The park will have two bathrooms on site, both of which are under construction.
"The walls are up, but nothing has been installed internally yet," she said.
During the walk-through, they were also able to see the outline of how the playground is going to look, as well as a splash pad area that the children can run around on.
"Staff was able to look at the plans and get a visual as to where things were going to be placed in the park," she said.
Picnic pavilions are being erected as well as a replica of a historic seine boat.
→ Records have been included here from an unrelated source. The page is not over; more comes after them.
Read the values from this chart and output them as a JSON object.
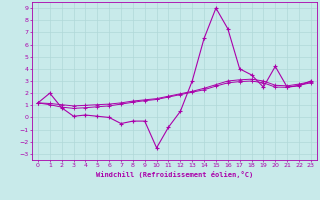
{
  "xlabel": "Windchill (Refroidissement éolien,°C)",
  "ylabel": "",
  "background_color": "#c8eaea",
  "grid_color": "#b0d8d8",
  "line_color": "#aa00aa",
  "xlim": [
    -0.5,
    23.5
  ],
  "ylim": [
    -3.5,
    9.5
  ],
  "yticks": [
    -3,
    -2,
    -1,
    0,
    1,
    2,
    3,
    4,
    5,
    6,
    7,
    8,
    9
  ],
  "xticks": [
    0,
    1,
    2,
    3,
    4,
    5,
    6,
    7,
    8,
    9,
    10,
    11,
    12,
    13,
    14,
    15,
    16,
    17,
    18,
    19,
    20,
    21,
    22,
    23
  ],
  "main_line": [
    1.2,
    2.0,
    0.8,
    0.1,
    0.2,
    0.1,
    0.0,
    -0.5,
    -0.3,
    -0.3,
    -2.5,
    -0.8,
    0.5,
    3.0,
    6.5,
    9.0,
    7.3,
    4.0,
    3.5,
    2.5,
    4.2,
    2.5,
    2.6,
    3.0
  ],
  "trend_line1": [
    1.2,
    1.15,
    1.05,
    0.95,
    1.0,
    1.05,
    1.1,
    1.2,
    1.35,
    1.45,
    1.55,
    1.75,
    1.95,
    2.15,
    2.4,
    2.7,
    3.0,
    3.1,
    3.15,
    3.0,
    2.65,
    2.6,
    2.75,
    2.95
  ],
  "trend_line2": [
    1.2,
    1.05,
    0.85,
    0.75,
    0.8,
    0.88,
    0.95,
    1.1,
    1.25,
    1.38,
    1.48,
    1.68,
    1.88,
    2.08,
    2.28,
    2.58,
    2.85,
    2.95,
    3.0,
    2.85,
    2.5,
    2.48,
    2.65,
    2.85
  ]
}
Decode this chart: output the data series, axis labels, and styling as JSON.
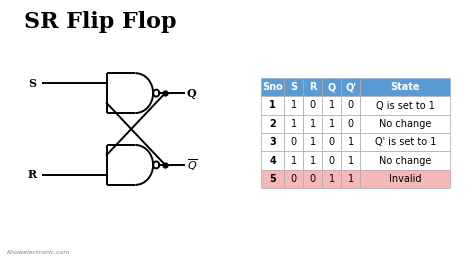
{
  "title": "SR Flip Flop",
  "title_fontsize": 16,
  "background_color": "#ffffff",
  "circuit_color": "#000000",
  "watermark": "Knowelectronic.com",
  "table_header": [
    "Sno",
    "S",
    "R",
    "Q",
    "Q'",
    "State"
  ],
  "table_rows": [
    [
      "1",
      "1",
      "0",
      "1",
      "0",
      "Q is set to 1"
    ],
    [
      "2",
      "1",
      "1",
      "1",
      "0",
      "No change"
    ],
    [
      "3",
      "0",
      "1",
      "0",
      "1",
      "Q' is set to 1"
    ],
    [
      "4",
      "1",
      "1",
      "0",
      "1",
      "No change"
    ],
    [
      "5",
      "0",
      "0",
      "1",
      "1",
      "Invalid"
    ]
  ],
  "header_color": "#5b9bd5",
  "row_colors": [
    "#ffffff",
    "#ffffff",
    "#ffffff",
    "#ffffff",
    "#f4b8b8"
  ],
  "table_text_color": "#000000",
  "header_text_color": "#ffffff"
}
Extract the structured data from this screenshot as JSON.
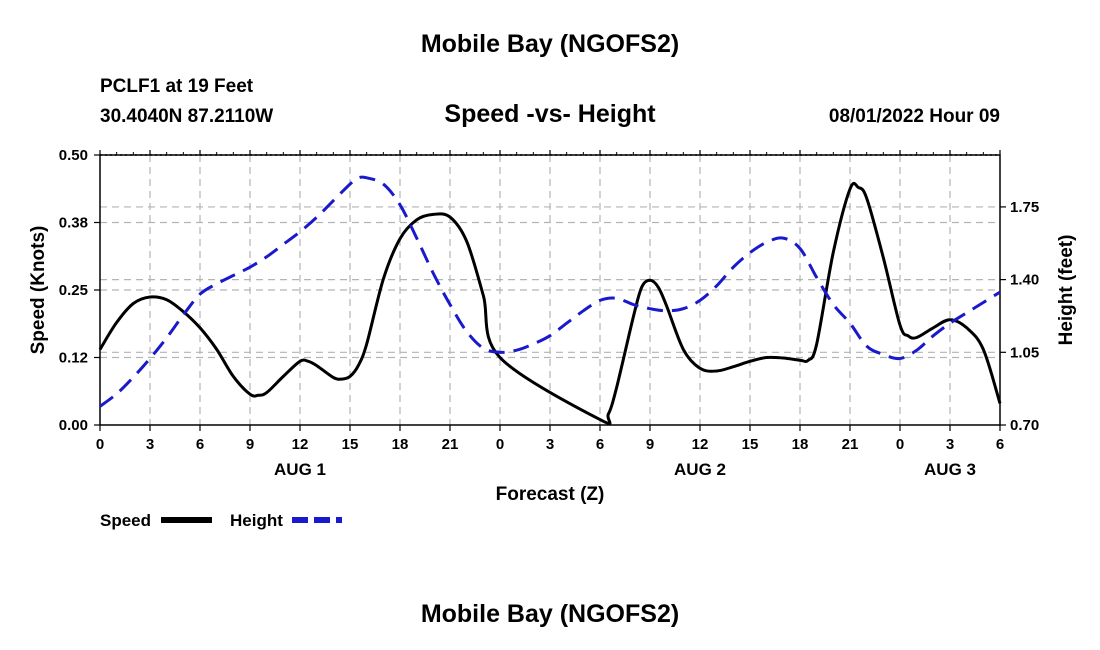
{
  "header": {
    "title": "Mobile Bay (NGOFS2)",
    "station": "PCLF1 at 19 Feet",
    "coords": "30.4040N  87.2110W",
    "subtitle": "Speed -vs- Height",
    "datetime": "08/01/2022 Hour 09"
  },
  "footer": {
    "title": "Mobile Bay (NGOFS2)"
  },
  "colors": {
    "speed": "#000000",
    "height": "#1a1acc",
    "grid": "#b4b4b4"
  },
  "chart_data": {
    "type": "line",
    "xlabel": "Forecast (Z)",
    "ylabel_left": "Speed (Knots)",
    "ylabel_right": "Height (feet)",
    "x_unit": "hours from 2022-08-01 00Z",
    "xlim": [
      0,
      54
    ],
    "ylim_left": [
      0,
      0.5
    ],
    "ylim_right": [
      0.7,
      2.0
    ],
    "yticks_left": [
      {
        "v": 0.0,
        "label": "0.00"
      },
      {
        "v": 0.125,
        "label": "0.12"
      },
      {
        "v": 0.25,
        "label": "0.25"
      },
      {
        "v": 0.375,
        "label": "0.38"
      },
      {
        "v": 0.5,
        "label": "0.50"
      }
    ],
    "yticks_right": [
      {
        "v": 0.7,
        "label": "0.70"
      },
      {
        "v": 1.05,
        "label": "1.05"
      },
      {
        "v": 1.4,
        "label": "1.40"
      },
      {
        "v": 1.75,
        "label": "1.75"
      }
    ],
    "xticks": [
      {
        "v": 0,
        "label": "0"
      },
      {
        "v": 3,
        "label": "3"
      },
      {
        "v": 6,
        "label": "6"
      },
      {
        "v": 9,
        "label": "9"
      },
      {
        "v": 12,
        "label": "12"
      },
      {
        "v": 15,
        "label": "15"
      },
      {
        "v": 18,
        "label": "18"
      },
      {
        "v": 21,
        "label": "21"
      },
      {
        "v": 24,
        "label": "0"
      },
      {
        "v": 27,
        "label": "3"
      },
      {
        "v": 30,
        "label": "6"
      },
      {
        "v": 33,
        "label": "9"
      },
      {
        "v": 36,
        "label": "12"
      },
      {
        "v": 39,
        "label": "15"
      },
      {
        "v": 42,
        "label": "18"
      },
      {
        "v": 45,
        "label": "21"
      },
      {
        "v": 48,
        "label": "0"
      },
      {
        "v": 51,
        "label": "3"
      },
      {
        "v": 54,
        "label": "6"
      }
    ],
    "day_labels": [
      {
        "v": 12,
        "label": "AUG 1"
      },
      {
        "v": 36,
        "label": "AUG 2"
      },
      {
        "v": 51,
        "label": "AUG 3"
      }
    ],
    "grid": true,
    "legend": "bottom-left",
    "series": [
      {
        "name": "Speed",
        "axis": "left",
        "style": "solid",
        "x": [
          0,
          1,
          2,
          3,
          4,
          5,
          6,
          7,
          8,
          9,
          9.5,
          10,
          11,
          12,
          12.5,
          13,
          14,
          14.5,
          15,
          15.5,
          16,
          17,
          18,
          19,
          20,
          21,
          22,
          23,
          24,
          30,
          30.5,
          31,
          32,
          32.5,
          33,
          33.5,
          34,
          35,
          36,
          37,
          38,
          39,
          40,
          41,
          42,
          42.5,
          43,
          44,
          45,
          45.5,
          46,
          47,
          48,
          48.5,
          49,
          50,
          51,
          52,
          53,
          54
        ],
        "y": [
          0.14,
          0.19,
          0.225,
          0.237,
          0.232,
          0.21,
          0.18,
          0.14,
          0.09,
          0.057,
          0.055,
          0.06,
          0.09,
          0.118,
          0.118,
          0.11,
          0.088,
          0.085,
          0.09,
          0.11,
          0.15,
          0.27,
          0.345,
          0.38,
          0.39,
          0.385,
          0.34,
          0.24,
          0.125,
          0.01,
          0.02,
          0.07,
          0.2,
          0.255,
          0.268,
          0.255,
          0.22,
          0.14,
          0.105,
          0.1,
          0.108,
          0.118,
          0.125,
          0.124,
          0.12,
          0.12,
          0.15,
          0.32,
          0.437,
          0.44,
          0.42,
          0.31,
          0.185,
          0.165,
          0.162,
          0.18,
          0.195,
          0.18,
          0.14,
          0.04
        ]
      },
      {
        "name": "Height",
        "axis": "right",
        "style": "dashed",
        "x": [
          0,
          1,
          2,
          3,
          4,
          5,
          6,
          7,
          8,
          9,
          10,
          11,
          12,
          13,
          14,
          15,
          15.5,
          16,
          17,
          18,
          19,
          20,
          21,
          22,
          23,
          24,
          25,
          26,
          27,
          28,
          29,
          30,
          31,
          32,
          33,
          34,
          35,
          36,
          37,
          38,
          39,
          40,
          41,
          42,
          43,
          44,
          45,
          46,
          47,
          48,
          49,
          50,
          51,
          52,
          53,
          54
        ],
        "y": [
          0.79,
          0.85,
          0.93,
          1.02,
          1.12,
          1.23,
          1.33,
          1.38,
          1.42,
          1.46,
          1.51,
          1.57,
          1.63,
          1.7,
          1.78,
          1.86,
          1.89,
          1.89,
          1.86,
          1.76,
          1.6,
          1.43,
          1.28,
          1.15,
          1.07,
          1.05,
          1.06,
          1.09,
          1.13,
          1.19,
          1.25,
          1.3,
          1.31,
          1.28,
          1.26,
          1.25,
          1.26,
          1.3,
          1.37,
          1.46,
          1.53,
          1.58,
          1.6,
          1.55,
          1.41,
          1.28,
          1.19,
          1.08,
          1.04,
          1.02,
          1.06,
          1.13,
          1.19,
          1.24,
          1.29,
          1.34
        ]
      }
    ]
  }
}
Plus pavers are going down in the parking lot.
All the visible construction is coming at a good time, Card said, noting they were starting to get calls questioning why they didn’t see any progress.
"It’s a deep park ... so it’s hard to see when driving down Calhoun," she said.
But work is happening.
One of the aspects of the park that Card is most excited about is that it will be handicapped accessible.
"Those that are wheelchair bound will have the opportunity to get out there because of the levels of how the railings are ... it’s all ADA compliant," she said.
"People are going to be able to get out there fishing," she added, noting a kayak launch area as well as for paddle boards. "We are extremely thrilled that this will be a park that will serve everybody."
The total park project cost is about $10 million. That consists of land purchase and park development expenses, as well as more than $900,000 that the Trust plans to donate to the city to cover 10 years worth of operating and maintenance costs.